I’ve shared with many of you how journaling is part of my regular routine. Helps me sort out my thoughts, and at times, while writing, there are moments of clarity, and, I daresay, even inspiration.


By no means an expectation, but may I suggest both the ideas to you – annual breaks and journaling. You might just be glad you did. 


So, while journaling this morning…All of a sudden I looked at my handwriting…pretty messy. When I can’t read my own, it’s not a good sign…I looked back at my handwriting while we were gone…pretty legible. Why the difference? I recognized this morning that, after being home less than twenty-four hours, HURRY has wiggled its way back in. In the past, you’ve read my recommendation of the book, The Ruthless Elimination of Hurry, by John Mark Comer. While I try and practice it, the elimination of hurry is a battle I continuously fight.


Now to inject a bit of positivity amidst my “habit” of regularly beating myself up, there was at least enough SELF-AWARENESS on my part to recognize my sloppy handwriting this morning. YAY!


So, now to my main reason for writing this edition of the blog: Here’s a question to ponder:


Is my SELF-AWARENESS on the rise?


A quotation regularly attributed to Socrates goes like this:


An unexamined life is not worth living.


What are your reactions to both the question and the words of Socrates?

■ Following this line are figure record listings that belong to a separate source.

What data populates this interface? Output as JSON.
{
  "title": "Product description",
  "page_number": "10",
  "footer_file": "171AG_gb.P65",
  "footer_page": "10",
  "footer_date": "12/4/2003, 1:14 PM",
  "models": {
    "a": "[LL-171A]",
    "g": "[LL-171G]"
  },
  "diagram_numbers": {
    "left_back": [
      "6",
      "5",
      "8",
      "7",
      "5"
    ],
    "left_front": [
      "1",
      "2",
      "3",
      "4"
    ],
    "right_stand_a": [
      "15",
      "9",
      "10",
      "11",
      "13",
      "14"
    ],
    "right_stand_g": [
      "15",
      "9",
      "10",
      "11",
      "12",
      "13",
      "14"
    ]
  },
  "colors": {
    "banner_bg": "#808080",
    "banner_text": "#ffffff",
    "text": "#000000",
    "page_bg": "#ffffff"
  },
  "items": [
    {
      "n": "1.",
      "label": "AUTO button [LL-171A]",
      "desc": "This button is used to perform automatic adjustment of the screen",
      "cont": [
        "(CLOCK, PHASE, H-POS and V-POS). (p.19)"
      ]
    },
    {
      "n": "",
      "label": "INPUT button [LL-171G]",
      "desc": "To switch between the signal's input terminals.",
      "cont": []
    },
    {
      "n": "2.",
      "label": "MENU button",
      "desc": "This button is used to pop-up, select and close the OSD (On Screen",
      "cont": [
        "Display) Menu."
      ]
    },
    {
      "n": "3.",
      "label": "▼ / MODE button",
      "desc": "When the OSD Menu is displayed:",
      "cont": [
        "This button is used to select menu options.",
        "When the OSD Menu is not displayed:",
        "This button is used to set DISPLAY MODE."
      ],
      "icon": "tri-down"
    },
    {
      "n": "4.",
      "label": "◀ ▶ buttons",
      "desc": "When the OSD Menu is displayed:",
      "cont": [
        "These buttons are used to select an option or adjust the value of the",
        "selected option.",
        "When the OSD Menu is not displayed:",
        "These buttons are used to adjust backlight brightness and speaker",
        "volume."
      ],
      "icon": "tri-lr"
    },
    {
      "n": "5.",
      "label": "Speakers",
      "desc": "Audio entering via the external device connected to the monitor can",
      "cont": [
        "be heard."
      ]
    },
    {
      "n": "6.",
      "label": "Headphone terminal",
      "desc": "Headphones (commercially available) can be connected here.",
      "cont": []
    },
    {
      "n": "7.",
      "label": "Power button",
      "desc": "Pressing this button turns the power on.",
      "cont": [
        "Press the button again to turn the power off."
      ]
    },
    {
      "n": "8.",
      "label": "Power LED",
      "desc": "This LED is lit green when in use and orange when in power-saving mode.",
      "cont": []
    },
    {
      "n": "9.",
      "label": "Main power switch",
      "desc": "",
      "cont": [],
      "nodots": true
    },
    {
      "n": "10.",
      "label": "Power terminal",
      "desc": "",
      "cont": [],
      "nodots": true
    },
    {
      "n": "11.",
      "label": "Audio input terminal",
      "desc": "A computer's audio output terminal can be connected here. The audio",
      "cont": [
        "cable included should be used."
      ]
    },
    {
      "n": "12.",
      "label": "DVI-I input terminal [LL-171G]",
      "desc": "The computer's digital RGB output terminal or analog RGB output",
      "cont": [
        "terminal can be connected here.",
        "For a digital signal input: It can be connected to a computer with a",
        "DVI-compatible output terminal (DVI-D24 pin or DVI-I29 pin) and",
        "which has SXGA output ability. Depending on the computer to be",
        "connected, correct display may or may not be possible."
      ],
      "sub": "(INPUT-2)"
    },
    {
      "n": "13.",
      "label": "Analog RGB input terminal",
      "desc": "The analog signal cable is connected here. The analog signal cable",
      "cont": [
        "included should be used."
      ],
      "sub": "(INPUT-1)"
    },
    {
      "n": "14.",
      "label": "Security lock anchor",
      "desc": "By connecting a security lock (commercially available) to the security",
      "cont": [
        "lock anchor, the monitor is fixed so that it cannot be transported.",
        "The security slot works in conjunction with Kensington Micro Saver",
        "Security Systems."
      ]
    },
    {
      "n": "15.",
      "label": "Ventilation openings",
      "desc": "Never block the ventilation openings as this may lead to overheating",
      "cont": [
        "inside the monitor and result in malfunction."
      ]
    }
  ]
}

Reactions…More journaling…I realized that I find myself regularly REACTING when I encounter


Reactionary Echo-Chambering…


What do I mean by that?


When I react to what I hear

and put that into the “chamber”

of what I already believe, I am practicing

reactionary echo-chambering.


Walking that path, I only perpetuate the “circus” that exists on social media platforms; in virtually every form of media we consume. How can we stop the madness? Let me throw out some ideas for your consideration:


  • Step off the Merry-Go-Round of Reactionary Echo-Chambering.
  • Pause…Take a few deep breaths…
  • Now, step to the balcony. (Thank you, Brene Brown, for this word picture. Things look different from the balcony.)
  • Ask, Where is this REACTION in me coming from? (Objectively analyze my reaction.)
  • See if it’s possible to DISCOVER COMMON GROUND with my enemy(ies).
  • Become Dutch! (Take “more ground” from the “sea” of discord.)


When I take time to practice what I’ve outlined above, I find I’m less stressed, maybe my journal handwriting improves, I eliminate some of the hurry from my life, and I’m a better version of myself, not just for myself, AND I would say, primarily for the people in my “world.” Isn’t that what I REALLY want?